Friday, December 19, 2008

Change: Pants, PubMed & Patron Expectations

Thank you for your comments and Krafty Librarian's mention about the PubMed Discovery Initiative post. Since then there have been a number of new RSS subscriptions (welcome all!) and a fair amount of web traffic due to that particular entry, so I wanted to mention that I do have a Creative Commons license here. You are welcome to copy, distribute and transmit any of my work here as long as you link back to whatever post it came from in your work. Drop me a comment if you'd like, I love to see what others are thinking. Keep asking so that we may understand, keep sharing so that we may learn.

This blog is still the first Google result for Quizno's I fear change commerical from my April 2008 post. I still love the 'I fear change and will keep my bushes!' reaction to pants, it is often on my mind when I come across resistance to change now. I hadn't reread the post for a while, but my thoughts there are relevant once more when it comes to these current changes in PubMed:

Resistance to change, however, is an undeniable part of human nature that is most successfully overcome through extreme patience, persistence and education in conjunction with assessing user information needs (before, during & after) to determine the proposed changes will/are actually work(ing).

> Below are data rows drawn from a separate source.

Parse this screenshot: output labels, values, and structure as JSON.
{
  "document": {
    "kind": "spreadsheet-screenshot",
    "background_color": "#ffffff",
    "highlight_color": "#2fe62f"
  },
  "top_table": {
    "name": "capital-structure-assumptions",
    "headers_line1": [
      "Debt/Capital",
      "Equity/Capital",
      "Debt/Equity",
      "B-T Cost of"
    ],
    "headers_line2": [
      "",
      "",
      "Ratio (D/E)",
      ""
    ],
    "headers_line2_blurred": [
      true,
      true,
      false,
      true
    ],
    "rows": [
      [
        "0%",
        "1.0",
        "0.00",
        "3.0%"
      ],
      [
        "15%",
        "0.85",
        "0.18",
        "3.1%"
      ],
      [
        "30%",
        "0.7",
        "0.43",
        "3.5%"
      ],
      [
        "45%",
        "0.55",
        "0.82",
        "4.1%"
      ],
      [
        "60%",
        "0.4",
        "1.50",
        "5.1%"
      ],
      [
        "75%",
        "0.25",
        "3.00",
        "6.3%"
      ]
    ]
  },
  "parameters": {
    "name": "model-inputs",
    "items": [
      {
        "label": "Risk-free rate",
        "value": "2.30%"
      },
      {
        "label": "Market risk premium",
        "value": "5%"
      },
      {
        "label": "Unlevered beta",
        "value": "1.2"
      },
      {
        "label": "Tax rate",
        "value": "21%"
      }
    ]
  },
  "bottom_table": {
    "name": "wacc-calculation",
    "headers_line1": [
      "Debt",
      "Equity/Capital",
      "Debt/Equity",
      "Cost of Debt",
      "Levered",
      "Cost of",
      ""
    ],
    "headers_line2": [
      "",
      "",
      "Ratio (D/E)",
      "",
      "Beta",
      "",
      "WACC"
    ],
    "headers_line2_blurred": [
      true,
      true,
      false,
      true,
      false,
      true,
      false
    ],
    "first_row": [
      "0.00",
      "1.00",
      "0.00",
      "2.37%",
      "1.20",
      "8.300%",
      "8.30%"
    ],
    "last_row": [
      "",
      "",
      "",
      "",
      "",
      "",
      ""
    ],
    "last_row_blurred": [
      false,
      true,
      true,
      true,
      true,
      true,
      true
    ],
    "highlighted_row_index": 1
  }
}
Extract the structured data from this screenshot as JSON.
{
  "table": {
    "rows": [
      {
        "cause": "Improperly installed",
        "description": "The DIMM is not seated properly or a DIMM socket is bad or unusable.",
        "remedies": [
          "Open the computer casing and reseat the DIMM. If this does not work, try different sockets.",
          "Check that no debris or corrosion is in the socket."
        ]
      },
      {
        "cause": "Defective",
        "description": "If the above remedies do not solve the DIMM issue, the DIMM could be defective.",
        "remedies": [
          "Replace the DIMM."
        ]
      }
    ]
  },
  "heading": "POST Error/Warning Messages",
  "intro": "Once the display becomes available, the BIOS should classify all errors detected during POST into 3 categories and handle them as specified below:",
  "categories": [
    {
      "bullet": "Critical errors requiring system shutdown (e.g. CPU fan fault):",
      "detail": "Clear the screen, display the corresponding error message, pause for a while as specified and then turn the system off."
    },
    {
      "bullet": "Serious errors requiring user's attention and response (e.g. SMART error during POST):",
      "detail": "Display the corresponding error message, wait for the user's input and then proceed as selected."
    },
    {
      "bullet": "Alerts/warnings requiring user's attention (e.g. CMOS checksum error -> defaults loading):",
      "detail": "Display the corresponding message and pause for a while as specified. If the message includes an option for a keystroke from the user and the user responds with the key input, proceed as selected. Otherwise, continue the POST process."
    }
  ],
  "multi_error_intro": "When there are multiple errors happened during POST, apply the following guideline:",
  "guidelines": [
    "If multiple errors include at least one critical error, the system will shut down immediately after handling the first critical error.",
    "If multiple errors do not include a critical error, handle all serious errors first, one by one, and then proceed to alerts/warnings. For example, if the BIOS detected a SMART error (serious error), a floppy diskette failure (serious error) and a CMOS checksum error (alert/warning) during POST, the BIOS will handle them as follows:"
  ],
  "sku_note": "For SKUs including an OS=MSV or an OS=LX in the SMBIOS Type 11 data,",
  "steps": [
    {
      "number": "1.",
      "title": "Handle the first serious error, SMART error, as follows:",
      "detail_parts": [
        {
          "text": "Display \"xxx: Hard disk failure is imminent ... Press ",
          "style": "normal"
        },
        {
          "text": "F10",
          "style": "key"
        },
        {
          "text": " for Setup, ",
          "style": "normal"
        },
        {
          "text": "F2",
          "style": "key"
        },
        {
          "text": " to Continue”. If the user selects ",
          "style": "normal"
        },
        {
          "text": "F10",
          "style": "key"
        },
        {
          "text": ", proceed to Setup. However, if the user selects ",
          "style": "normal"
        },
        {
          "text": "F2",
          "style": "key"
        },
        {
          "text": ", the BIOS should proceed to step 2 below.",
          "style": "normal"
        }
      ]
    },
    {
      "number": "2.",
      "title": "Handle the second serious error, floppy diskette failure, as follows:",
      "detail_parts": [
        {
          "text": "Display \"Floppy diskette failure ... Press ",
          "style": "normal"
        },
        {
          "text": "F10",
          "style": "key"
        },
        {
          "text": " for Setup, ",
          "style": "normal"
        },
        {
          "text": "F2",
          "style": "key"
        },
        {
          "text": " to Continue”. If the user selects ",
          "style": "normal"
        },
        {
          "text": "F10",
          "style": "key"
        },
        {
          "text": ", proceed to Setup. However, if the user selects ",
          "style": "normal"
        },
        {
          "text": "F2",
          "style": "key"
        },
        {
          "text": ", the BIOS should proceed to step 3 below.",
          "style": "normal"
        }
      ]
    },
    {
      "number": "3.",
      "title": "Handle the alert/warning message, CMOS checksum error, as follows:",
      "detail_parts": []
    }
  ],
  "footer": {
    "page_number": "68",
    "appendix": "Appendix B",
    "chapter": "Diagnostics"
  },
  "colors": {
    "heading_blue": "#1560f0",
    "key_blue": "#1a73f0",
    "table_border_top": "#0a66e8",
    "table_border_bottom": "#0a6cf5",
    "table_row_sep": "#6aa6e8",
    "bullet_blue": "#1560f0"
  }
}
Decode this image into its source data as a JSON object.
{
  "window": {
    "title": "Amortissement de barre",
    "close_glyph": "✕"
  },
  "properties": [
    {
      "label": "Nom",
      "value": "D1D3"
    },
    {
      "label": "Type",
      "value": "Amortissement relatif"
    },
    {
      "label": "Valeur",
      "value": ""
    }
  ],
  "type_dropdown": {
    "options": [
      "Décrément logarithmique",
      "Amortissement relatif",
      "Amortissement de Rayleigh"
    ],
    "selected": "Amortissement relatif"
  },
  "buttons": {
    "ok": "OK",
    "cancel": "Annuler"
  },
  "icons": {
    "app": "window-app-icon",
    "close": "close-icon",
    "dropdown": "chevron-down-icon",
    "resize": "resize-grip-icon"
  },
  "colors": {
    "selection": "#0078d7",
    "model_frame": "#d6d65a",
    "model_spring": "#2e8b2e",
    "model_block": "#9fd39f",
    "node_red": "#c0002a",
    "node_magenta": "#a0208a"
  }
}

From my very limited time in the field I've observed that many medical librarians have persistence bordering on the obsessive (I'm guilty of this), a very large amount of patience for our patrons, not quite so much patience for one another, and little to no patience when it comes to the electronic tools of our trade not looking or working the way we have come to expect & rely upon them to be. Show of hands for those who pitched a fit when Delicious changed overnight this July, for example? How about the new Facebook profile layout during the same timeframe?

These social bookmarking and networking sites aren't even close to the heart of medical librarianship online tools; PubMed is the core and it has had a number of changes that directly affect our search results and the navigability of the database. No wonder there is so much chatter on MEDLIB-L and other venues about it!

We have come a long way in 11 years though. There once was a cost per query ranging from $2-$4 depending upon the amount of information retrieved and time it took to do so by using Grateful Med to interface with the MEDical Literature Analysis and Retrieval System (MEDLARS) databases. (source) The title (bold mine) of the article reflects the time: Sikorski R, Peters R. Medical literature made easy. Querying databases on the internet. JAMA. 1997 Mar 26;277(12):959-60. I don't think any of us would consider that 'made easy' with our expectations regarding PubMed today, free full text wasn't an option!

What of the role of education in these changes? I already mentioned how, from my perspective, the Discovery Initiative background behind the changes in PubMed wasn't communicated clearly. Medical librarians frequently serve as educators for our users and our webpage tutorials, Camtasia recordings and classes about PubMed have already needed revision regarding the automatic term mapping (ATM), and will again where tabs are concerned per the PubMed Technical Bulletin on November 14, 2008

PubMed Advanced Search will soon no longer be a beta site. It is now the place to go to use features such as field searching and limits. In the near future the tabs for Limits, Preview/Index, History, Clipboard, and Details will be removed from the basic PubMed pages. History, Limits, Index of Fields, and a link to Details are available from the Advanced Search screen.
What about needs assessment? Changes have been and will continue to be made based on the data gathered from over 3 million searches a day, but I don't know the answer to what the results are from PubMed's needs assessment or usability testing studies. Direct feedback from users is a closed loop: web forms and emails are submitted but we as users do not know what happens next from what we send in although we are encouraged to do so. Sometimes we receive a response back that doesn't seem to address what we said, sometimes we receive no response at all.

It may be too radical and soon to cast an eye to some of the Web 2.0 tactics of transparency in change the upcoming administration is utilizing on the web for feedback, such as the first popular Open for Questions. 10,000 questions posted by change.gov visitors were ranked up or down one million times by over 20,000 people and some of the most popular ones received a direct answer for all to see. How could something similar be used to transparently offer a communication and feedback venue about what is important to all PubMed users, not solely medical librarians but all of the multiple populations that use it?